Slowly, it turned back, tilting its head once more. In three quick hops, it covered the ground to the fruit and pecked at it.

I wielded the stick and struck the animal. When it fluttered, I hit once more. Then it lay still.

I prodded the body. It didn't move.

Holding my breath, I touched it. It was warm, but when I took it up, its limp body didn't resist. Its life had fled it.

Last time, Bruna had used a sharp-edged stone to cut it apart.

The animal's body felt soft in my hands, tender. I took hold of both its legs and pulled them apart, tugged, grunted, and one of them came off.

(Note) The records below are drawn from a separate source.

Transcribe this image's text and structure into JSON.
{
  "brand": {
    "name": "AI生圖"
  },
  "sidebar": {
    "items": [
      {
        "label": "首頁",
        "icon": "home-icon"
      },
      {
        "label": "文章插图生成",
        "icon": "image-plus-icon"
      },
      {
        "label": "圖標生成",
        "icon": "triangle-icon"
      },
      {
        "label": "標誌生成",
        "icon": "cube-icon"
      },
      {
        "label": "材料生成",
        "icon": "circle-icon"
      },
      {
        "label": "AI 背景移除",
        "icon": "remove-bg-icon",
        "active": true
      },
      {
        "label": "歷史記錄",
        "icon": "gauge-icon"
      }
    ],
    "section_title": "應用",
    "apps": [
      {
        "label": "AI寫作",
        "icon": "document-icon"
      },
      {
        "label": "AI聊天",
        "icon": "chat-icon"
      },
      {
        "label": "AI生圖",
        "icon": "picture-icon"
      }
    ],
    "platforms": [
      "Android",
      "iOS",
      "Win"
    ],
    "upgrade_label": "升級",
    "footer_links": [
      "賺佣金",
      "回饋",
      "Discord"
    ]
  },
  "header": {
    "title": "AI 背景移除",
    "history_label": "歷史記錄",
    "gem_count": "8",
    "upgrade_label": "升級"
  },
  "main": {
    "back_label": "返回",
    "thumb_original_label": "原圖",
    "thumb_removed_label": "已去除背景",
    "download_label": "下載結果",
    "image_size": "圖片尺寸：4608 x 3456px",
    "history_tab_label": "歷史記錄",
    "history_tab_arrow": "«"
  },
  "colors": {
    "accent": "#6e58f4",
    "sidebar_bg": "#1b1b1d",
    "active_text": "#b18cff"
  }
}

Sitting on a rock, I dropped the body and eyed the leg. The torn ligaments and skin that had connected it to its body were slick with blood.

The idea of eating the raw flesh made me gag. But I didn't have a lighter to light a fire for preparing the meat.

I brought the leg to my mouth and licked the bloody bone protruding from its end.

The taste was rich with metals and sweet at the same time. The glands under my skin contracted in almost painful, eager welcome of sustenance, gushing saliva into my mouth.

I couldn't stop myself. My hands shook as I pulled the skin back and bit into muscles and ligaments. The texture was tough, yet it yielded under my bite, and the taste made me take a sudden breath.

A breath of rapture.

I sat and tore into the leg and then into the rest of the body.

I didn't stop until there was nothing but feathers and bones lying on the ground before me, and some of the bitter parts I had found inside.

As I stared at the sad remains of my victim and at my bloodied hands, I realized that my breathing was like a steam train's—quick, urgent, and potent.

My legs bounced with energy. I got up and eyed the slope towards the south hill. There were other birds here, some of them circling under a blue sky. Others perched in the shrubs. They beckoned.

I would taste their fresh, sweet flesh.


She all but lost herself for the moment in a deadly orgy of anticipation.